Handling such a diverse amount of AFE equipment on a daily basis also helps airmen in promotion testing, when they can expect questions on multiple types of equipment. They gain a better recognition of the equipment and awareness of the TO requirements.

“This diversity of equipment that our younger personnel deal with here and the experiences they get to have help when they move on to other AFE shops that are smaller,” said Edades. “They have the confidence to handle whatever they face.”

“After working with all the different aircraft at the Weapons School, our airmen have a leg up on other AFE personnel who may have handled only one type of aircraft,” added Edades.

Being able to learn about a wide range of AFE equipment is something Faulkner says he enjoys and is an attractive feature about the USAFWS for those in his career field.

“The best thing is the variety.
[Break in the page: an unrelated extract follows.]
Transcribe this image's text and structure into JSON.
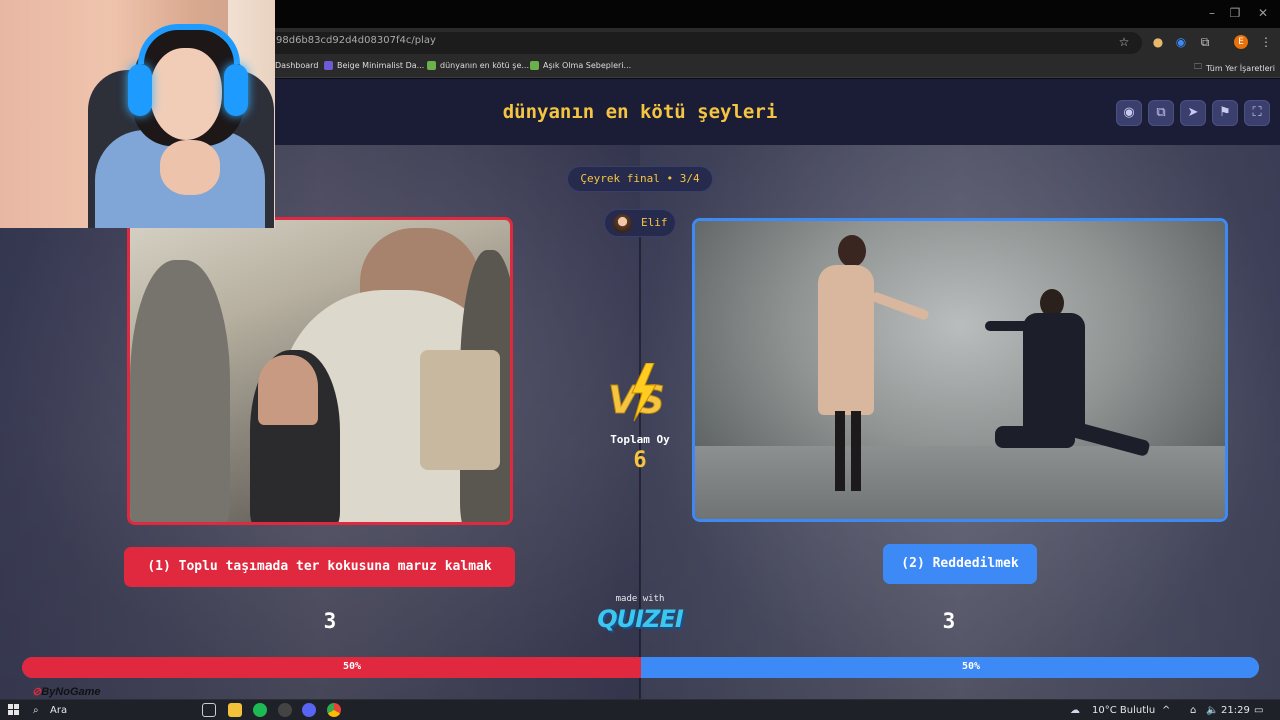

Since we work on just about all types of non-heavy aircraft, it makes us proficient at our jobs,” said Faulkner.

Finally, working at the USAFWS fosters good time management skills in AFE personnel. They not only have to perform the daily work but also respond to frequent requests for immediate service.

“Today, for example, an F-22 pilot flew, and the zipper blew out on the leg of his G-suit during the flight,” said Faulkner. “He was fine, but we had to replace the entire zipper right away before his next flight. You learn to manage your day and get your work done because you never know what will come up.”

“Working here definitely helps airmen learn to manage and organize their work better,” said Edades. “If they can keep track of all the equipment we handle here, they can do the same in any shop they’ll work in.”

USAFWS aircrew members can trust that, when the day begins in the fitting room tomorrow, a qualified AFE specialist will stand ready at their lockers.

“The AFE section is an amazing team dedicated to perfecting our life support systems for the ‘just in case’ moment should it tragically arrive,” said Lt. Col. David Stamps, 57 WPSS commander. “The entire Weapons School is extremely grateful.”